October 28, 2013
This year’s Nobel Peace Prize was awarded to the Organisation for the Prohibition of Chemical Weapons. The team is on the ground in Syria trying to dispose of the country’s chemical weapons stockpile.
A technician at a site owned by the East Syracuse company INFICON is putting the finishing touches on a suitcase-sized green plastic machine called a HAPSITE. The HAPSITE is a portable gas chromatograph mass spectrometer. I’ll say that one more time: portable gas chromatograph mass spectrometer.
Its name is an acronym for ‘hazardous air pollutants on site.’
INFICON recently filled an order for the portable gas detectors from the Organisation for the Prohibition of Chemical Weapons.
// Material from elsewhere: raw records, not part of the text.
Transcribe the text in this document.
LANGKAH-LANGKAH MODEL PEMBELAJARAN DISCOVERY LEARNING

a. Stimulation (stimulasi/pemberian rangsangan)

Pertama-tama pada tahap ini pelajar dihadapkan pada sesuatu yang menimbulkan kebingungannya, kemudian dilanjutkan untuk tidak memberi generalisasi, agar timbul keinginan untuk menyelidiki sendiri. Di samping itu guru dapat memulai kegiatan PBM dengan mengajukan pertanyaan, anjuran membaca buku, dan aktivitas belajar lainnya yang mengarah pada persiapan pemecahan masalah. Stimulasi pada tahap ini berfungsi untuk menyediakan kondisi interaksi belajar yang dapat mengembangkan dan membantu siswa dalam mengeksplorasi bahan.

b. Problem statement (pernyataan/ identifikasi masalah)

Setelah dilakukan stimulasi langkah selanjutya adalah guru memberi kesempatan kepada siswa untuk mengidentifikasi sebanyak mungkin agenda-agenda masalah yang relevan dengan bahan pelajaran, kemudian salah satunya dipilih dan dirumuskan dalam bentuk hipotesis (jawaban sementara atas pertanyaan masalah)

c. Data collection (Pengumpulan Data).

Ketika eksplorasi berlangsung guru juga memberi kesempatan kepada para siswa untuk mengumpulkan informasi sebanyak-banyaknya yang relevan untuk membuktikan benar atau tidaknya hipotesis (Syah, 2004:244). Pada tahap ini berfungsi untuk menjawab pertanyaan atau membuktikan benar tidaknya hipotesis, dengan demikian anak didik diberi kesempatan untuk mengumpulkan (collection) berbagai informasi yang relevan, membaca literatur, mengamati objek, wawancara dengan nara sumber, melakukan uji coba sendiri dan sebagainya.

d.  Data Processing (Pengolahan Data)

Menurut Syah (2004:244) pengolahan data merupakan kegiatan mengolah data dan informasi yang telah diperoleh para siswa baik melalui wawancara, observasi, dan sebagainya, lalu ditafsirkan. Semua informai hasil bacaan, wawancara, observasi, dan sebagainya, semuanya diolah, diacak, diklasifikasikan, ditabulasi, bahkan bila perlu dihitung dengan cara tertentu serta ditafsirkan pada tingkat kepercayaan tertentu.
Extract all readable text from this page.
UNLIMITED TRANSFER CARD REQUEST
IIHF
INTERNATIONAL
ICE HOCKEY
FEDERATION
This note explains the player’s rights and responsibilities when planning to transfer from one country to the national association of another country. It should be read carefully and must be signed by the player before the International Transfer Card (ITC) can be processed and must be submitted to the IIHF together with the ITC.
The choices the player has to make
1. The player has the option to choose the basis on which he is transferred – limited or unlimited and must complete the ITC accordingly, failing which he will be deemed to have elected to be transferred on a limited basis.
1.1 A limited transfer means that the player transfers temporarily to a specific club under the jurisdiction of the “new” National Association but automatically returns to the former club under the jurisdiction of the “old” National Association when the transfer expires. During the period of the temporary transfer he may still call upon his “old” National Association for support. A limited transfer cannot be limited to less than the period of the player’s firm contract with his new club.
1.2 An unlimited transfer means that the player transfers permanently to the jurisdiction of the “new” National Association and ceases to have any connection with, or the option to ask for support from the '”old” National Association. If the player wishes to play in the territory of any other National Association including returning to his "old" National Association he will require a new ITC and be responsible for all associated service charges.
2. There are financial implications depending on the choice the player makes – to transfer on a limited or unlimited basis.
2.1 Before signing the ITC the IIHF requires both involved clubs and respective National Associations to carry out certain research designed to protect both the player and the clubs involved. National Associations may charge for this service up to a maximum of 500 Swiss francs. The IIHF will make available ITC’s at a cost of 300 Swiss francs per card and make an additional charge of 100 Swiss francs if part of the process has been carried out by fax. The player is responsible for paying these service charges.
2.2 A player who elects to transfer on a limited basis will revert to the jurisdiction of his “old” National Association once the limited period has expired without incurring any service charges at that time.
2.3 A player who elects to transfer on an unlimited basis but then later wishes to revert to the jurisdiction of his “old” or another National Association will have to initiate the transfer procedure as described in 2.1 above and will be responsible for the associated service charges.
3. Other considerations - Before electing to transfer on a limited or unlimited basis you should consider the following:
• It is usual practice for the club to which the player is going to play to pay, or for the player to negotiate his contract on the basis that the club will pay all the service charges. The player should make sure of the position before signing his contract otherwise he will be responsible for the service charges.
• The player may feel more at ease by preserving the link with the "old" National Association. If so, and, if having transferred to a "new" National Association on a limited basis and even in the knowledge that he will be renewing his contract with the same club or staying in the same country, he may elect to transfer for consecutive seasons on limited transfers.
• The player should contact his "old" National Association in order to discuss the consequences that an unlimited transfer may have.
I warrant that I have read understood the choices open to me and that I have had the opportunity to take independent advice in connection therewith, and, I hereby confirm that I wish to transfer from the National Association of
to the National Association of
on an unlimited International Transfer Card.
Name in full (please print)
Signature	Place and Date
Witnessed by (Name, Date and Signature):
The OCPW was called in shortly after the U.S. and Russia helpbroker a deal for Syria to give up its stockpile.
How the HAPSITE works, product manager Amy Arnold explained, is by taking in air samples and breaking them down into smaller and smaller parts. "And so we take these different fragments as a fingerprint of a chemical. And we have a library on board so the fingerprint of the chemical matches the library and produces an identification. So something completely unknown can be identified by our product."
It’s able to process those results in about 10 minutes. INFICON President Peter Maier says it’s an important tool out in the field. "So it identifies and quantifies and does it extremely accurately, extremely reliable, so you can basically take your gas mask off. That’s really the key test. Do you trust your instrument enough to take your mask off."
The HAPSITE has been in development for about 15 years. It’s on the fifth generation now. All the development and assembly work is done at the here in East Syracuse.
The U.S. military is another major customer. Now, for Arnold and the team working on the HAPSITE, knowing that a Nobel Peace Prize winner is using their product is gratifying. "Sigh…yeah. That’s what our whole goal is, to make sure we have a piece of equipment that somebody can use so that we can make our world safe. Simple as that; really is."